For a given allocation, the term in the summation is:
\[\begin{align} p(\theta\vert \mathcal{D},z) &\propto p(\mathcal{D}\vert \theta,z)\cdot p(\theta\vert z)\\ &= \prod_{i=1}^N\mathcal{N}\left(y_i\vert \ \theta_{k_i}^T h_{k_i}(x_i),\ \sigma^2\right) \cdot \prod_{k=1}^K\mathcal{N}\left(\theta_k\vert \ \ \mu_k,\Sigma_k\right) \end{align}\]This is quite a mess, but for a particular allocation the posterior for each $\theta_k$ can be found simply by considering this as $K$ separate problems.
Samples versus MMSE
In the next post we’ll see how we can sample from the above posterior without explicitly calculating all of it. For now, let’s just look at samples from posterior versus an MMSE estimate:
As you can see, in this scenario we see the concrete results of taking the mean over a posterior with multiple modes as the MMSE estimate, which misses most of the data.

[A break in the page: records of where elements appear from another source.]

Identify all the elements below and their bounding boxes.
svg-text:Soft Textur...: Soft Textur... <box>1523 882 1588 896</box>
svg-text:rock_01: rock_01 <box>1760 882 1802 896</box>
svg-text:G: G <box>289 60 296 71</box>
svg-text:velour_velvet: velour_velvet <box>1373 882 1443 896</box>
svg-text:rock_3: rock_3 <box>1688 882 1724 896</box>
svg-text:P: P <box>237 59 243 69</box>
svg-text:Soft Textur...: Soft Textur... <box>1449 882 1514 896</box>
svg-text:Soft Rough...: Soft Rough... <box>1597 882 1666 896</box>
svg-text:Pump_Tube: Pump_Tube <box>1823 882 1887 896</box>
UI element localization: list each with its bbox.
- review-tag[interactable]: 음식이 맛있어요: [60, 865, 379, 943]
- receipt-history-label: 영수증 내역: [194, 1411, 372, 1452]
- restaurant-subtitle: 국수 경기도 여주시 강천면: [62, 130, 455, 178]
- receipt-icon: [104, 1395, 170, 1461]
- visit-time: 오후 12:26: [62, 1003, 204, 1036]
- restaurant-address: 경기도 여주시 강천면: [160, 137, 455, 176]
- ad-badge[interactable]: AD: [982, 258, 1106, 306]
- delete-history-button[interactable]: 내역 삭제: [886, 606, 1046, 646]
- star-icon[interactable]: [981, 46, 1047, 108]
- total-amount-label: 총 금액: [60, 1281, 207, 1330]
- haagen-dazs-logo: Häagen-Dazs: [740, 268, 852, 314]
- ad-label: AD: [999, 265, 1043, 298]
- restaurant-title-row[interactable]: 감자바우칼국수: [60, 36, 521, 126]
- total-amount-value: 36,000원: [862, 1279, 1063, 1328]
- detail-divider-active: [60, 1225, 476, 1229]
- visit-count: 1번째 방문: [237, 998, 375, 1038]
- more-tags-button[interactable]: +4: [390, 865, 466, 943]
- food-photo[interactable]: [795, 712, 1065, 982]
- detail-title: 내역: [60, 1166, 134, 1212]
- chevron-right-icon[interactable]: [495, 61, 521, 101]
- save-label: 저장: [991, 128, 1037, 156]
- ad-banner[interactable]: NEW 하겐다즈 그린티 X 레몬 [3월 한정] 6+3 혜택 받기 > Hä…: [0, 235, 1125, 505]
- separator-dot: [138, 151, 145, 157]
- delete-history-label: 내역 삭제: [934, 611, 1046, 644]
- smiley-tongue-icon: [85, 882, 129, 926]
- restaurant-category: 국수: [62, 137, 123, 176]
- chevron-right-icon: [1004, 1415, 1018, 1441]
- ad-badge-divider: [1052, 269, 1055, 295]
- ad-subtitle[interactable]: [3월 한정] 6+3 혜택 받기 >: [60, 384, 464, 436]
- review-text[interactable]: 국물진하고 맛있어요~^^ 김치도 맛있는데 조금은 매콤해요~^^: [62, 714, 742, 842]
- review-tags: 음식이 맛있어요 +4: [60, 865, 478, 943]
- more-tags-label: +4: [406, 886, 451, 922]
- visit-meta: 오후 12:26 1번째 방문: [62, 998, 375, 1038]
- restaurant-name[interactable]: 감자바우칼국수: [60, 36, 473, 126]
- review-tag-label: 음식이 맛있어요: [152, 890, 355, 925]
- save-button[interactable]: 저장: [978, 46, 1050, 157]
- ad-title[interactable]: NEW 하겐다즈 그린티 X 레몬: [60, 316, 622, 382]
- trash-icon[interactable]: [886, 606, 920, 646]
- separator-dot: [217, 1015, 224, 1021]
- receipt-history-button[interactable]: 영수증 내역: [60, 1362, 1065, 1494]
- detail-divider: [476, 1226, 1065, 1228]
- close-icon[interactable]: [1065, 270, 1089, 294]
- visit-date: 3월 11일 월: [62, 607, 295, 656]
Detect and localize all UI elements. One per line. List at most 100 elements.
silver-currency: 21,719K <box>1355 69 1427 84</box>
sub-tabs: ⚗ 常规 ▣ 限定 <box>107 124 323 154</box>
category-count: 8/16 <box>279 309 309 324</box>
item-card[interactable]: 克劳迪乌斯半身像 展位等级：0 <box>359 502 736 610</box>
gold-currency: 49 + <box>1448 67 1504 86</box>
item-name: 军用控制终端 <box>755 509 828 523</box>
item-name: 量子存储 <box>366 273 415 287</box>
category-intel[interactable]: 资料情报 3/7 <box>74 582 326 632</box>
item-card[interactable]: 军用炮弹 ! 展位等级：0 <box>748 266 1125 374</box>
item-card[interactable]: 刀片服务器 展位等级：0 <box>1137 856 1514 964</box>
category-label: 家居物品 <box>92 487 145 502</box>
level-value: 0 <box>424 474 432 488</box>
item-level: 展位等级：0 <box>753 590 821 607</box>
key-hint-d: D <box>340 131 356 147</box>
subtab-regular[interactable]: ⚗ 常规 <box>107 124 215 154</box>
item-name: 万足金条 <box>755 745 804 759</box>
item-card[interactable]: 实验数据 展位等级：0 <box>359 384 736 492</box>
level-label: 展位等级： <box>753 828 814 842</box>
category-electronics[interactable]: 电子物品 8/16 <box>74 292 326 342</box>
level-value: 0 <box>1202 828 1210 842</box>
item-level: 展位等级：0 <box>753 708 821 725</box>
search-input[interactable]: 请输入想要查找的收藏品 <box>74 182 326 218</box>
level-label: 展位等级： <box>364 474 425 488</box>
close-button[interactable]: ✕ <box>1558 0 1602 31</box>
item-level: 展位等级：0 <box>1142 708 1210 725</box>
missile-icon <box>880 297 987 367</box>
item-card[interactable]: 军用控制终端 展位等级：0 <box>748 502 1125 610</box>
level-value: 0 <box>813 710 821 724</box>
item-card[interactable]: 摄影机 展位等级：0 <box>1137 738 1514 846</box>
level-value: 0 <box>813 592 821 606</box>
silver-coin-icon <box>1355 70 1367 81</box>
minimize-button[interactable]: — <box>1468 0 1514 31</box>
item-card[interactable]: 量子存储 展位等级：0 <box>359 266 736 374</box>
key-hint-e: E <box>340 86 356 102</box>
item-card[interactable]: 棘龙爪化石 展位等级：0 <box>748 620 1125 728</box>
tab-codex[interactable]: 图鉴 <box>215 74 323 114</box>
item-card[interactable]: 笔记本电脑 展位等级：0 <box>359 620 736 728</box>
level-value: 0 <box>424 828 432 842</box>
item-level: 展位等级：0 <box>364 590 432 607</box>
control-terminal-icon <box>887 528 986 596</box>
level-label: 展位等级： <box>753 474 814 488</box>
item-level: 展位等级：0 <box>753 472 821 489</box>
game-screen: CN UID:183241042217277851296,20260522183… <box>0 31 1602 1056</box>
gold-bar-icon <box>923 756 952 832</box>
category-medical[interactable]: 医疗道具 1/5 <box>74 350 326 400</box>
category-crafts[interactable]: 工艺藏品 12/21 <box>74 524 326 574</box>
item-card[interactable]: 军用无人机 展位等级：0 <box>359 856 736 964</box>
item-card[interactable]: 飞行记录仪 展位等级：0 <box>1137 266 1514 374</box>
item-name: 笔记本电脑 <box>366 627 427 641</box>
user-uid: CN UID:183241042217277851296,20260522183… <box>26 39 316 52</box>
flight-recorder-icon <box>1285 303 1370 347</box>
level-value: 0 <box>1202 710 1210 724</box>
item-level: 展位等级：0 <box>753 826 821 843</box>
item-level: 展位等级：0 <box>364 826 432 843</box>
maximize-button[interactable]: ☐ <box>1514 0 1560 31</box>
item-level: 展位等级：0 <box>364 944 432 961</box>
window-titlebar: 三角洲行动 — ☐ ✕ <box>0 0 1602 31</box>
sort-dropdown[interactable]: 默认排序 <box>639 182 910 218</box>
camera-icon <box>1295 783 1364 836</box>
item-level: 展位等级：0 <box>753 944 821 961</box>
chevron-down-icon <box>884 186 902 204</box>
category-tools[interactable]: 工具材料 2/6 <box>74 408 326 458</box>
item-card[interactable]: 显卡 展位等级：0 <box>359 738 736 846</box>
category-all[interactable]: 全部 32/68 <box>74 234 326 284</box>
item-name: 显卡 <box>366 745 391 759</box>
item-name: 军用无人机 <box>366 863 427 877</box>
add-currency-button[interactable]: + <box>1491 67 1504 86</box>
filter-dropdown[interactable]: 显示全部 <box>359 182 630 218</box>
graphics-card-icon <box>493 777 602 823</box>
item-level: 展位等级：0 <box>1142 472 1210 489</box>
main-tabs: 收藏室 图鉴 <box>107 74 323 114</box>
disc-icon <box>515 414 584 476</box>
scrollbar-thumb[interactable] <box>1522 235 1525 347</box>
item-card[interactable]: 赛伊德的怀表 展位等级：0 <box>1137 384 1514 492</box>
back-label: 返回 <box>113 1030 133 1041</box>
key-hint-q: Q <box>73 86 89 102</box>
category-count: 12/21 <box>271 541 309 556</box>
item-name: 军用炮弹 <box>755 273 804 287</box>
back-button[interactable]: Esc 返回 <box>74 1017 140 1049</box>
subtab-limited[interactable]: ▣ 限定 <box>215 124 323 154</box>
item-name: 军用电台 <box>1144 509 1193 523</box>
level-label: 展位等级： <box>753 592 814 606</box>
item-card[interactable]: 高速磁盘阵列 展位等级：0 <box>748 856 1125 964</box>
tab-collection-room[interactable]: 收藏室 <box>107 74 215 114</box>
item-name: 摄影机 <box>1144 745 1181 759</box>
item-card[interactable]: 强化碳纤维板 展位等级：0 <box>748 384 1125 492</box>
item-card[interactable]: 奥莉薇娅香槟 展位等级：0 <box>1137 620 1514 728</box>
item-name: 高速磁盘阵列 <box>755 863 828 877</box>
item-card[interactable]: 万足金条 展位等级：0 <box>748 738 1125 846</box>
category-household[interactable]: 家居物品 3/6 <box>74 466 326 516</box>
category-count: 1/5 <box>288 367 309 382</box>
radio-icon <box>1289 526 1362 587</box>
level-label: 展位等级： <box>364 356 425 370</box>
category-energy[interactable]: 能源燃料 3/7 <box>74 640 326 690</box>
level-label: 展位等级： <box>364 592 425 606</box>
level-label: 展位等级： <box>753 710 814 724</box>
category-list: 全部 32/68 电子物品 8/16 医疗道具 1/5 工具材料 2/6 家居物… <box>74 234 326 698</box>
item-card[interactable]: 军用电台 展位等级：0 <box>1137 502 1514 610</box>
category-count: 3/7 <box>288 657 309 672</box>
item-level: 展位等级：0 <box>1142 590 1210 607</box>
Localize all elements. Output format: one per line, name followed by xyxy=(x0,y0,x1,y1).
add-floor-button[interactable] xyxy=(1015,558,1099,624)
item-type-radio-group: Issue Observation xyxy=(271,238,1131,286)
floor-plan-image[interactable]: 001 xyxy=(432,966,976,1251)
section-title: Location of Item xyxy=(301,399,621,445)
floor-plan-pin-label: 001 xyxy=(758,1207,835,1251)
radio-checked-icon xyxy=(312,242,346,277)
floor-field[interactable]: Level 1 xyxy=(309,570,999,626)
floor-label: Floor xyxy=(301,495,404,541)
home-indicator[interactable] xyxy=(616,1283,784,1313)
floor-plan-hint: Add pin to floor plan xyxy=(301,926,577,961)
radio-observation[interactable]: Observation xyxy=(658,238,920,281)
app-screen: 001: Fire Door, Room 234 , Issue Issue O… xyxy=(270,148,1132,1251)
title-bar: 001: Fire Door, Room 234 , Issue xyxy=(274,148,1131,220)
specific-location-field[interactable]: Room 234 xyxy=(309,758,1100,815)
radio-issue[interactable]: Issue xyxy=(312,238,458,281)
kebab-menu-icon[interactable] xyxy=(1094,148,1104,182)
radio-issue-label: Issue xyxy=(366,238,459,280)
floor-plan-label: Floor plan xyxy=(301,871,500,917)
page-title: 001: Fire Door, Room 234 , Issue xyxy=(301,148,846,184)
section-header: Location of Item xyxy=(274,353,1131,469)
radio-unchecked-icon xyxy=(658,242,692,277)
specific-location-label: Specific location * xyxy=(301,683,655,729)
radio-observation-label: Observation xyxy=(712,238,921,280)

This is still quite a simple scenario (and you could “fix” the MMSE in this specific case), but it serves as a very concrete and visual example for the fitting capabilities of sampling from the posterior. Moreover, something we will discuss in the next post is that sampling from this posterior is fairly simple when $K$ is not too large, whereas optimizing the posterior directly would be much more difficult.
Discussion
Hopefully the examples above provide the conceptual basis for why we would want (multiple) samples in order to describe the full posterior distribution, instead of one specific estimate. In the next few posts will be more mathematically involved, and we will delve into how to sample from the posterior. The examples above, while quite simple, will be our motivation to do so.